Tenslotte hebben wij de mensen gevraagd, hoe ze bekend zijn geraakt met de Bijstandsbond. 39% is bekend geraakt via mond op mond reclame. 15% via verwijzing van instanties zoals maatschappelijk werk en de sociale dienst en 28,4% kent de Bijstandsbond van het blad MUG. 22% heeft de Bijstandsbond gevonden via internet surfen. 21% kent de Bijstandsbond via andere wegen. 10% kent de Bijstandsbond via AT5 toen we daar nog een spotje hadden.

Nog wat conclusies. Oorzaken voor het niet gebruiken van communicatiemiddelen kunnen zijn:

        ◦ De verschillende apparaten en verbindingen zijn veel te duur. Vooral mensen met een minimaal inkomen bezuinigen erop.
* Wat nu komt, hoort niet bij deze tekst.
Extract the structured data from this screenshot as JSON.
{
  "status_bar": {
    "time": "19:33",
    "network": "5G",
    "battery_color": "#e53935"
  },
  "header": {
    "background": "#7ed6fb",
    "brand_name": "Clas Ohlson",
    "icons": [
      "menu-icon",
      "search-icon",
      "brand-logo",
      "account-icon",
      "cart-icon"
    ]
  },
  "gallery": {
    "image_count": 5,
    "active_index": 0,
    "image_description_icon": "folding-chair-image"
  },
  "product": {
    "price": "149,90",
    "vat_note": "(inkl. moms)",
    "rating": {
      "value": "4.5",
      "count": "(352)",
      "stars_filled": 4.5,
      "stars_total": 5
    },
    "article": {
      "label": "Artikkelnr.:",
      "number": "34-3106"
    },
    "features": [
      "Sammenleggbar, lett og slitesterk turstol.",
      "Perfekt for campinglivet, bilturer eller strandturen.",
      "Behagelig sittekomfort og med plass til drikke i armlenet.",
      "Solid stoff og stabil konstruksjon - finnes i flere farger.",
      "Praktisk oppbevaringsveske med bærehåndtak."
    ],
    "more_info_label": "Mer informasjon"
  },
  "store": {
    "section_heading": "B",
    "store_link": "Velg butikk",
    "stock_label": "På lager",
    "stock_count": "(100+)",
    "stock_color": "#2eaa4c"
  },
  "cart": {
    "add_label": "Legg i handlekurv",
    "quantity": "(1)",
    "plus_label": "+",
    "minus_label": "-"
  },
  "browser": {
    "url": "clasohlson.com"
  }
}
Bijvoorbeeld geen internet thuis, maar wel televisie en telefoon om te bellen, internetten niet of op je werk of elders. Soms geen televisie.

        ◦ Mensen hebben een weerstand tegen de manier, waarop bedrijven via sociale media en spam en andere methoden hen proberen te beïnvloeden. Daar komt bij, dat er voortdurend berichten zijn over malafide organisaties en bedrijven die de mensen proberen te belazeren, hun computer overnemen, etc. Dat blijkt bijvoorbeeld uit het feit, dat ik verschillende reacties kreeg op de petitie waaruit dit bleek. Ik werkte ook met gewone handtekeningenlijsten waarop mensen hun email adres konden invullen. Mensen wilden dat niet. ‘Ik klik nooit op een link in een email. Helemaal nooit’. Mensen trekken zich terug, daardoor. En blijven weg van websites, etc. Cookies vinden mensen vreselijk. Pop up vensters met reclame.
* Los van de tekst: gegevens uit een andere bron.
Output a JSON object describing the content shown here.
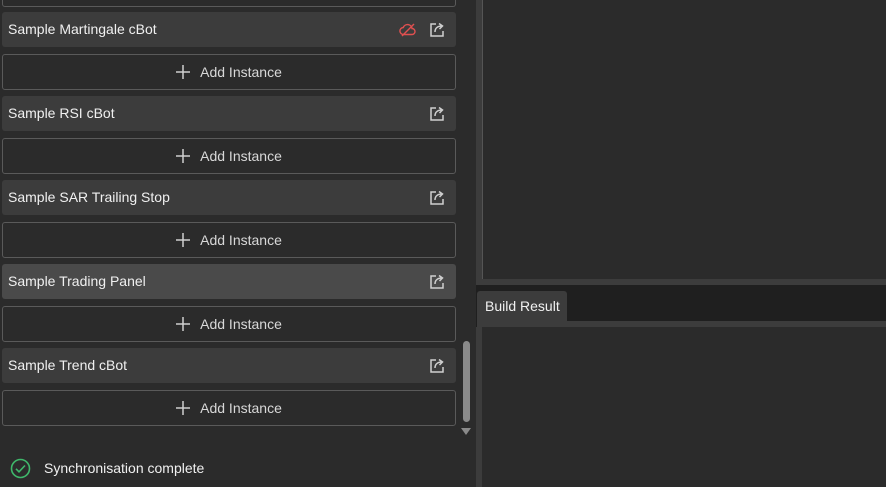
{
  "bots": [
    {
      "name": "Sample Martingale cBot",
      "has_cloud_off": true,
      "active": false
    },
    {
      "name": "Sample RSI cBot",
      "has_cloud_off": false,
      "active": false
    },
    {
      "name": "Sample SAR Trailing Stop",
      "has_cloud_off": false,
      "active": false
    },
    {
      "name": "Sample Trading Panel",
      "has_cloud_off": false,
      "active": true
    },
    {
      "name": "Sample Trend cBot",
      "has_cloud_off": false,
      "active": false
    }
  ],
  "add_instance_label": "Add Instance",
  "status": {
    "text": "Synchronisation complete",
    "icon": "check-circle-icon",
    "color": "#3fb86b"
  },
  "build_result": {
    "tab_label": "Build Result"
  },
  "colors": {
    "background": "#2b2b2b",
    "row": "#3c3c3c",
    "row_active": "#4a4a4a",
    "cloud_off": "#e05050"
  }
}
        ◦ Ontbreken van kennis en vaardigheden om met de apparatuur en de software om te gaan. Het ontbreken van kennis en vaardigheden is echter duidelijk een van de oorzaken en het is de vraag of het de hoofdoorzaak is. De enquête wijst uit, dat ook bij mensen met een denk en werk niveau van middelbaar beroepsonderwijs of hoger het niet gebruik groot is. Te veronderstellen valt dat het vooral onder lager opgeleiden en ouderen nog veen groter is.

        ◦ Aan bepaalde media in de traditionele zin bestaat geen behoefte meer. Het zou wel eens kunnen, dat het tijdperk van de traditionele eenrichtingsverkeer televisie voorbij is. 30% van de respondenten geeft aan, geen televisie in huis te hebben. Het is de vraag, of dit toeneemt. Dan moet je het relateren aan het gebruik van de mobiele telefoon en leeftijd. Wanneer men thuis internet heeft en filmpjes (ook het nieuws) kan bekijken op de computer, laptop, mobiele telefoon, tablet, is een traditionele televisieverbinding niet meer nodig. Evenals bij een van de vorige punten kan hierbij een rol spelen dat men nauwelijks nog eenrichtingsverkeer programma’s op de TV leuk vindt. Het meeste op de TV is bagger. Misschien dat de traditionele radio nog eerder overleeft dan de traditionele televisie. Bouwvakkers bijvoorbeeld hebben op de bouwplaats vaak de hele dag de radio aanstaan. Populaire zenders zijn NPO2, radio Veronica en radio 538. De NPO is zeer populair, omdat aldus een bouwvakker, er zeer gevarieerde muziek wordt gedraaid, van alles wat, terwijl Veronica en 538 meer eenzijdige muziekkeuzes hebben. Maar de respondenten in de enquête luisteren nauwelijks naar de radio.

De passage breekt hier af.